My husband and I have been watching the Hulu series Dopesick, a partially-fictionalized version of the non-fiction book that chronicled the OxyContin crisis, and the Sackler family which pioneered and profited from it.
We’ve seen six episodes so far, and often during them I’ve thought about the medicalization of gender dysphoria, and wondered if there were parallels. We overmedicate everything in this country, especially feelings like, you know, sadness—often diagnosed as depression and treated with drugs, whether they’re necessary or not. And many people believe that the mass expansion of gender clinics and selling of cross-sex hormones are motivated more by profit than problem-solving. China is about to open its first gender clinic for children and adolescents, which may be yet another example of Western ailments being exported elsewhere in the world, as Ethan Waters reported in the book Crazy Like Us.
Have we created a problem we can then sell drugs and surgeries to fix?
That can’t be the whole story, because before there was widespread legal dispensation of those drugs, or even common knowledge of trans people—and social capital gains among young people identifying as trans—plenty of people, especially trans women, were buying cross-sex hormones on the black market. The need was there before we had a commonly understood and less-stigmatized name for it, among a population that, according to the doctors I’ve interviewed, once had no place to go for healthcare other than emergency rooms. When you hear the talking point that trans people have historically not had access to the healthcare they need, or that there has been discrimination, that is indeed true. Some countries forced trans people to be sterilized in order to transition.

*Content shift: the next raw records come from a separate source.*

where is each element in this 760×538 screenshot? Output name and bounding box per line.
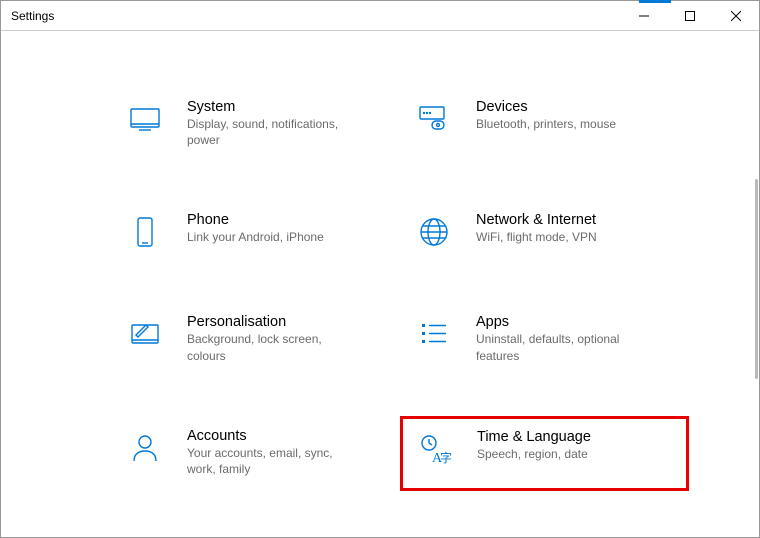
tile-title: Apps (476, 314, 646, 330)
title-bar: Settings (1, 1, 759, 31)
system-icon (127, 101, 163, 137)
tile-title: System (187, 99, 357, 115)
tile-desc: Display, sound, notifications, power (187, 116, 357, 148)
tile-personalisation[interactable]: Personalisation Background, lock screen,… (111, 302, 400, 377)
tile-time-language[interactable]: A字 Time & Language Speech, region, date (400, 416, 689, 491)
accounts-icon (127, 430, 163, 466)
titlebar-accent (639, 0, 671, 3)
tile-title: Network & Internet (476, 212, 597, 228)
tile-devices[interactable]: Devices Bluetooth, printers, mouse (400, 87, 689, 162)
tile-apps[interactable]: Apps Uninstall, defaults, optional featu… (400, 302, 689, 377)
tile-gaming[interactable]: Gaming (111, 529, 400, 537)
close-button[interactable] (713, 1, 759, 30)
time-language-icon: A字 (417, 431, 453, 467)
minimize-button[interactable] (621, 1, 667, 30)
settings-grid: System Display, sound, notifications, po… (1, 31, 759, 537)
tile-system[interactable]: System Display, sound, notifications, po… (111, 87, 400, 162)
tile-desc: Background, lock screen, colours (187, 331, 357, 363)
tile-title: Devices (476, 99, 616, 115)
devices-icon (416, 101, 452, 137)
tile-phone[interactable]: Phone Link your Android, iPhone (111, 200, 400, 264)
settings-content: System Display, sound, notifications, po… (1, 31, 759, 537)
vertical-scrollbar[interactable] (755, 179, 758, 379)
window-title: Settings (11, 9, 54, 23)
phone-icon (127, 214, 163, 250)
tile-title: Phone (187, 212, 324, 228)
apps-icon (416, 316, 452, 352)
tile-title: Accounts (187, 428, 357, 444)
tile-desc: Link your Android, iPhone (187, 229, 324, 245)
tile-accounts[interactable]: Accounts Your accounts, email, sync, wor… (111, 416, 400, 491)
globe-icon (416, 214, 452, 250)
tile-desc: WiFi, flight mode, VPN (476, 229, 597, 245)
tile-desc: Speech, region, date (477, 446, 591, 462)
tile-desc: Bluetooth, printers, mouse (476, 116, 616, 132)
tile-title: Personalisation (187, 314, 357, 330)
window-buttons (621, 1, 759, 30)
svg-text:字: 字 (440, 450, 452, 465)
tile-network[interactable]: Network & Internet WiFi, flight mode, VP… (400, 200, 689, 264)
tile-title: Time & Language (477, 429, 591, 445)
tile-desc: Your accounts, email, sync, work, family (187, 445, 357, 477)
tile-ease-of-access[interactable]: Ease of Access (400, 529, 689, 537)
tile-desc: Uninstall, defaults, optional features (476, 331, 646, 363)
maximize-button[interactable] (667, 1, 713, 30)
personalisation-icon (127, 316, 163, 352)
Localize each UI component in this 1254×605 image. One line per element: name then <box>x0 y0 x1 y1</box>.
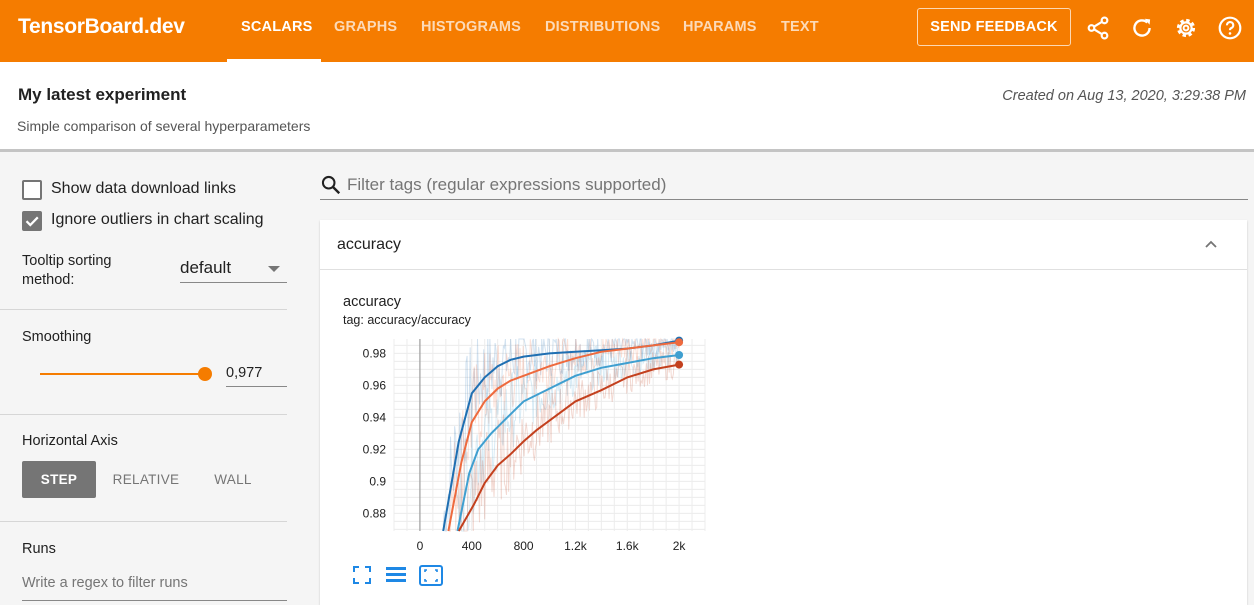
card-title: accuracy <box>337 236 402 253</box>
toggle-y-log-icon[interactable] <box>385 565 407 585</box>
tab-hparams[interactable]: HPARAMS <box>683 19 757 35</box>
smoothing-value-input[interactable]: 0,977 <box>226 362 287 387</box>
smoothing-slider-thumb[interactable] <box>198 367 212 381</box>
help-icon[interactable] <box>1217 15 1243 41</box>
dropdown-arrow-icon <box>268 266 280 272</box>
tooltip-sorting-label-line1: Tooltip sorting <box>22 253 112 269</box>
sidebar-divider <box>0 521 287 522</box>
send-feedback-button[interactable]: SEND FEEDBACK <box>917 8 1071 46</box>
y-tick-label: 0.92 <box>363 442 387 456</box>
share-icon[interactable] <box>1085 15 1111 41</box>
tooltip-sorting-label: Tooltip sorting method: <box>22 252 142 290</box>
runs-label: Runs <box>22 541 56 557</box>
settings-gear-icon[interactable] <box>1173 15 1199 41</box>
chevron-up-icon[interactable] <box>1203 236 1219 252</box>
experiment-created-timestamp: Created on Aug 13, 2020, 3:29:38 PM <box>1002 88 1246 104</box>
tab-graphs[interactable]: GRAPHS <box>334 19 397 35</box>
show-download-links-label: Show data download links <box>51 180 237 197</box>
y-tick-label: 0.88 <box>363 506 387 520</box>
search-icon <box>321 175 341 195</box>
smoothing-label: Smoothing <box>22 329 92 345</box>
checkmark-icon <box>25 216 39 227</box>
x-tick-label: 800 <box>514 539 534 553</box>
horizontal-axis-label: Horizontal Axis <box>22 433 118 449</box>
tab-distributions[interactable]: DISTRIBUTIONS <box>545 19 660 35</box>
ignore-outliers-checkbox[interactable] <box>22 211 42 231</box>
app-brand[interactable]: TensorBoard.dev <box>18 15 185 39</box>
x-tick-label: 2k <box>673 539 687 553</box>
show-download-links-checkbox[interactable] <box>22 180 42 200</box>
tag-filter-input[interactable]: Filter tags (regular expressions support… <box>320 170 1248 200</box>
x-tick-label: 0 <box>417 539 424 553</box>
y-tick-label: 0.98 <box>363 346 387 360</box>
y-tick-label: 0.96 <box>363 378 387 392</box>
series-end-point <box>675 351 684 359</box>
fit-domain-icon[interactable] <box>419 565 443 586</box>
haxis-relative-button[interactable]: RELATIVE <box>104 461 188 498</box>
chart-title: accuracy <box>343 294 402 310</box>
y-tick-label: 0.9 <box>369 474 386 488</box>
top-app-bar: TensorBoard.dev SCALARS GRAPHS HISTOGRAM… <box>0 0 1254 62</box>
accuracy-line-chart[interactable]: 0.88 0.9 0.92 0.94 0.96 0.98 0 400 800 1.2k 1.6k 2k <box>330 336 710 561</box>
smoothing-slider-track[interactable] <box>40 373 205 375</box>
experiment-title: My latest experiment <box>18 85 187 104</box>
tooltip-sorting-value: default <box>180 258 232 277</box>
fullscreen-icon[interactable] <box>352 565 372 585</box>
card-header[interactable]: accuracy <box>320 220 1247 270</box>
tab-histograms[interactable]: HISTOGRAMS <box>421 19 521 35</box>
tag-filter-placeholder: Filter tags (regular expressions support… <box>347 175 667 194</box>
runs-filter-input[interactable]: Write a regex to filter runs <box>22 575 287 601</box>
refresh-icon[interactable] <box>1129 15 1155 41</box>
ignore-outliers-label: Ignore outliers in chart scaling <box>51 211 264 228</box>
chart-tag: tag: accuracy/accuracy <box>343 313 471 327</box>
tab-scalars[interactable]: SCALARS <box>241 19 313 35</box>
x-tick-label: 1.2k <box>564 539 588 553</box>
series-end-point <box>675 360 684 369</box>
y-tick-label: 0.94 <box>363 410 387 424</box>
haxis-step-button[interactable]: STEP <box>22 461 96 498</box>
sidebar-divider <box>0 414 287 415</box>
x-tick-label: 1.6k <box>616 539 640 553</box>
haxis-wall-button[interactable]: WALL <box>200 461 266 498</box>
experiment-description: Simple comparison of several hyperparame… <box>17 118 311 134</box>
tab-text[interactable]: TEXT <box>781 19 819 35</box>
tooltip-sorting-select[interactable]: default <box>180 255 287 283</box>
settings-sidebar: Show data download links Ignore outliers… <box>0 155 300 605</box>
experiment-header: My latest experiment Simple comparison o… <box>0 62 1254 152</box>
series-end-point <box>675 338 684 347</box>
x-tick-label: 400 <box>462 539 482 553</box>
sidebar-divider <box>0 309 287 310</box>
tooltip-sorting-label-line2: method: <box>22 272 75 288</box>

But now, if you’re over 18 and not in Arkansas (or have parents who will sign your paperwork), and have access to a clinic like Planned Parenthood, or can pay for telemedicine companies like Folx (I know, those are a lot of ifs), it’s in fact not that hard to get what you want (or think you want), and you’re not likely to experience discrimination, and a lot of insurance companies pay for what falls under the umbrella of gender-affirming care. Just don’t ask them to pay for detransition care.

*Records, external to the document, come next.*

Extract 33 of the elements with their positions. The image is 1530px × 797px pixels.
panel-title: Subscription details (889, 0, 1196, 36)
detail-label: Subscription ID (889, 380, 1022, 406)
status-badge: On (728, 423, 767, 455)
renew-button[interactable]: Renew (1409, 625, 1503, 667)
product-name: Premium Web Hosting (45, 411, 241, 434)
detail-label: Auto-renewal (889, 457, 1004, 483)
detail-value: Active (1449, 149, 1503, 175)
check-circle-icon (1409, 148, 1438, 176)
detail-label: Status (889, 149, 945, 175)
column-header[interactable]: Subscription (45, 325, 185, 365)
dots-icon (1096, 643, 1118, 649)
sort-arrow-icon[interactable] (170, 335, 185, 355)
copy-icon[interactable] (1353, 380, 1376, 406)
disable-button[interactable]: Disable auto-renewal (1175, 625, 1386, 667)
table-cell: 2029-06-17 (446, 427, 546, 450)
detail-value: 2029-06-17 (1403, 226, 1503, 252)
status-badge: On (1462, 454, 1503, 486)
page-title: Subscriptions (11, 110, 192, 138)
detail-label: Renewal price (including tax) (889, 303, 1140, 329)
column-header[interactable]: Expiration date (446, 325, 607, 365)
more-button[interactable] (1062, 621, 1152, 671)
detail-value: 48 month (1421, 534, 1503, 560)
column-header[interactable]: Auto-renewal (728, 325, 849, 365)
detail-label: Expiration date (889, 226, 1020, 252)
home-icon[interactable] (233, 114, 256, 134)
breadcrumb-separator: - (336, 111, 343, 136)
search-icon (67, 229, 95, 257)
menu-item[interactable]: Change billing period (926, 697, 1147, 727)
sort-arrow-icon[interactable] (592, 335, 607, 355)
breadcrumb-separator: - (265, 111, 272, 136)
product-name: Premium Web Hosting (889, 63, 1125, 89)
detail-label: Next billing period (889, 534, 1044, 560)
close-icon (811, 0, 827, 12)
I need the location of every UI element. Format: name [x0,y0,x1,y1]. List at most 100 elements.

But clearly, in addition to the people made happier by transition, and willing to do anything to get access to drugs to facilitate it, some young people have fallen into a belief system that the root cause of their despair is that they have a gender identity that doesn’t match their sexed body, when in fact they have a host of other mental health issues that needed tending to. Those people include detransitioners and desisters, some of whom changed their bodies and some of whom wanted to but didn’t, but figured out that treating gender dysphoria medically wasn’t what they needed.

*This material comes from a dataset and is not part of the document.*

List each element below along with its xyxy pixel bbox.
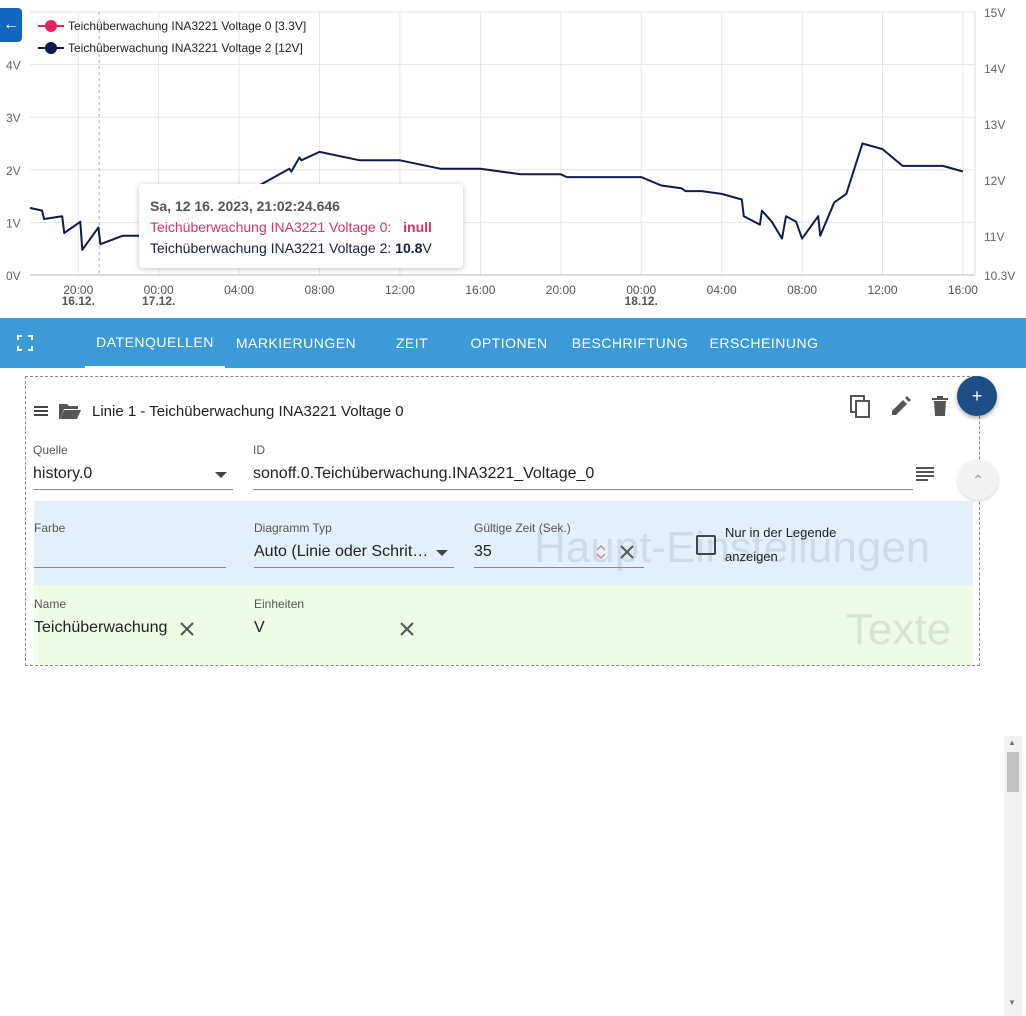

Their stories are important because clinicians need to distinguish between young people who will benefit from physical transition and those who won’t. (I don’t write about adults who transition. I’ve talked to a lot of them. Some are really glad they transitioned and feel so much more comfortable in the world. Others wish there had been room in our society for them to be Gender Others without medicating themselves to pass and conform. Every experience you can imagine is out there. Let’s hear them all.)
In Dopesick, the Sacklers make a valiant attempt to get their clearly addictive drug legalized for distribution in Germany, which is notoriously strict about, like, not lying about a drug’s safety and efficacy. (Germany, like several other European countries, recently tightened restrictions on gender-affirming medicine, not to discriminate, as some press suggests, but to make sure they don’t medicate the wrong people). But the Sacklers’ efforts are in vain, not just because their drug isn’t safe but because, as one Sackler says, Germans believe in the validity of human suffering. That is, they understand pain as a part of human existence, and not something that always needs to be medicated away no matter the toll.
While I would never compare the scale or devastation of the opioid crisis to the expansion of gender-affirming care and the gender identity ideology that partially fuels it, I do think there are enormous profits to be made from it, contributing to the obscuring of complicated truths about it. One market research company expects “sex-reassignment surgery” to reach $1.5 billion by 2026. But I think the demand fueling this expanse comes from many places, not just the message that these medical interventions are a panacea for what ails young folk. I think some of it is driven by the American intolerance of suffering and discomfort.
Puberty is hard for most kids. Puberty can be extremely hard for gender nonconforming kids who have been allowed to live in a liminal, even un-gendered, space during childhood, but who will be booted out when their bodies change. And even kids who had gender conforming childhoods are becoming gender dysphoric at puberty. Five years ago I knew none of them. Now I know at least five within my own network. Do we want to dole out pills to treat that dysphoria or do we want to see if there are non-invasive, non-medical alternatives?